Europe’s deep colonial reach in the 19th century enriched it in ways that are too often forgotten. Remembering can be an active, creative process that makes connections.

Think of a poem. Now think about what sounds were in the air when it was written. What music did the poet hear? What sounds? And what about the sounds and music that could not be heard? What went unheard? What was kept away? Which voices were silenced?

Sing no Sad Songs for Me draws on poetry from 19th-century London by Christina Rossetti (1830-1894). Rossetti has been claimed as an English poetess, or at best as an Italian-English poetess. Her writing is admired as intense, deeply religious, and personal.
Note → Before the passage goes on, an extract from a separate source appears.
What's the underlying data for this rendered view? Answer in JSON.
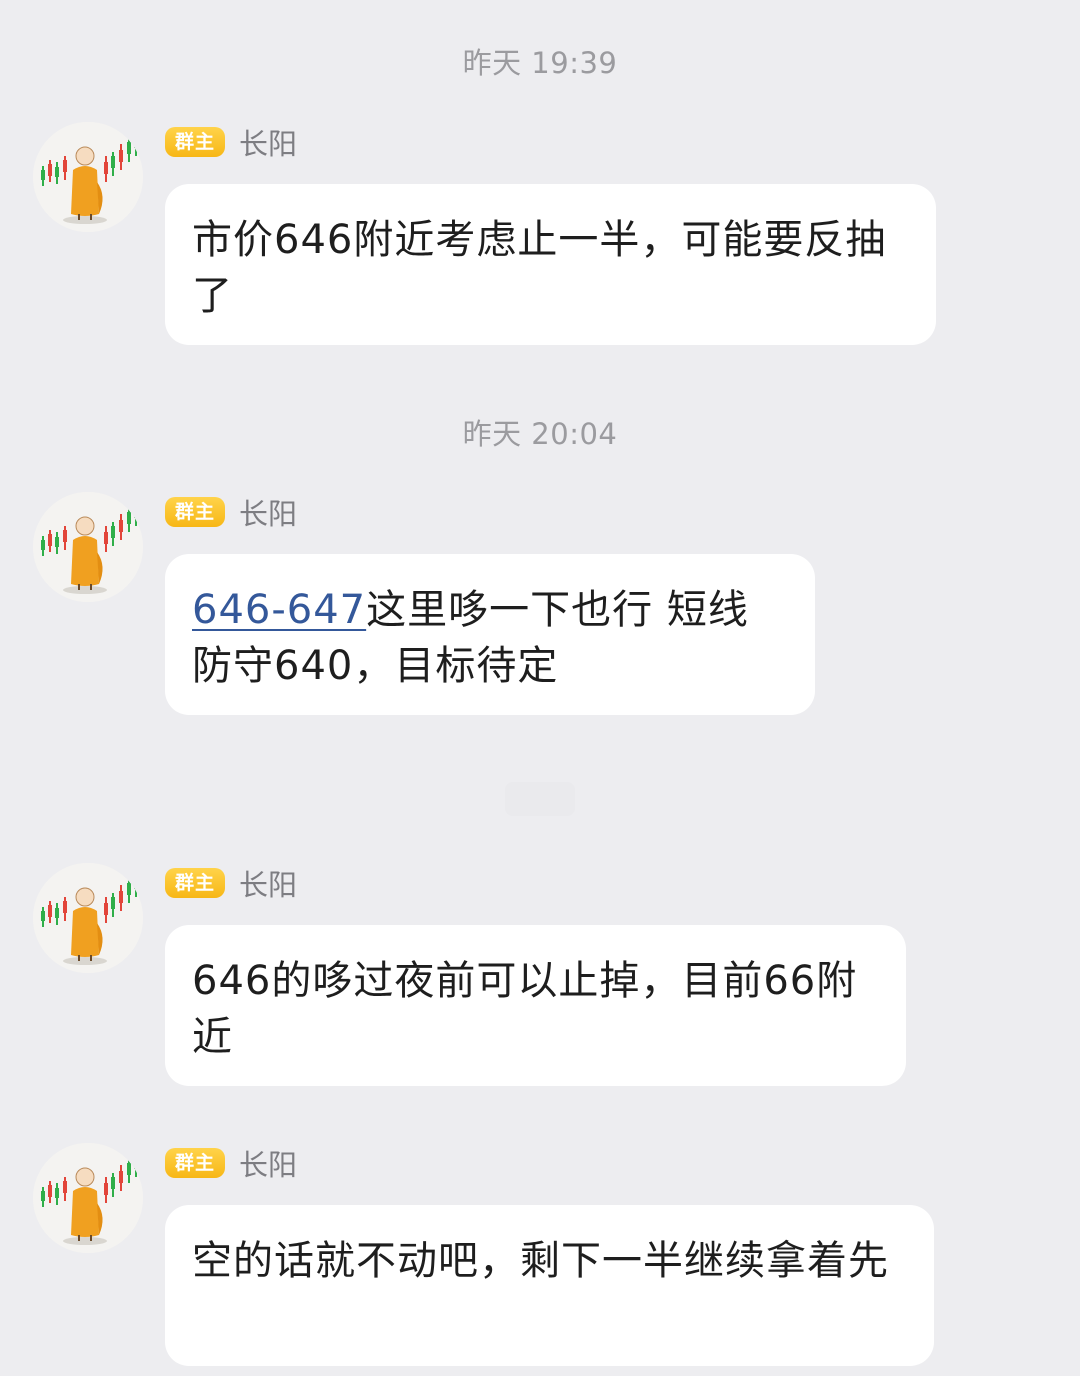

But in Sing no sad songs for Me I make her poetry cross a threshold to blend with sounds from the edges of the British Empire: the Indian tabla, the eastern lutes (oud and tanbur), and the musical language of microtonal modality. Similarly, these sound worlds cross a threshold into the most personal poetry of Rossetti, and are transformed in their new setting.

Edward W. Said proposed that writers on 19th-century Europe should connect with the people that it tried to exclude from itself, those in Africa, Asia and the Americas subjected to the control of Empire. Sing no Sad Songs for Me is a similar response, but in music: it brings sounds from the edges of Empire to words curated in the secluded centre. It is one part of a broad attempt to rethink Europe, and European subjectivies.

I am joined in Sing no Sad Songs for Me by musicians Ciro Montanari, Kostas Tsaroukis and Evgenios Voulgaris.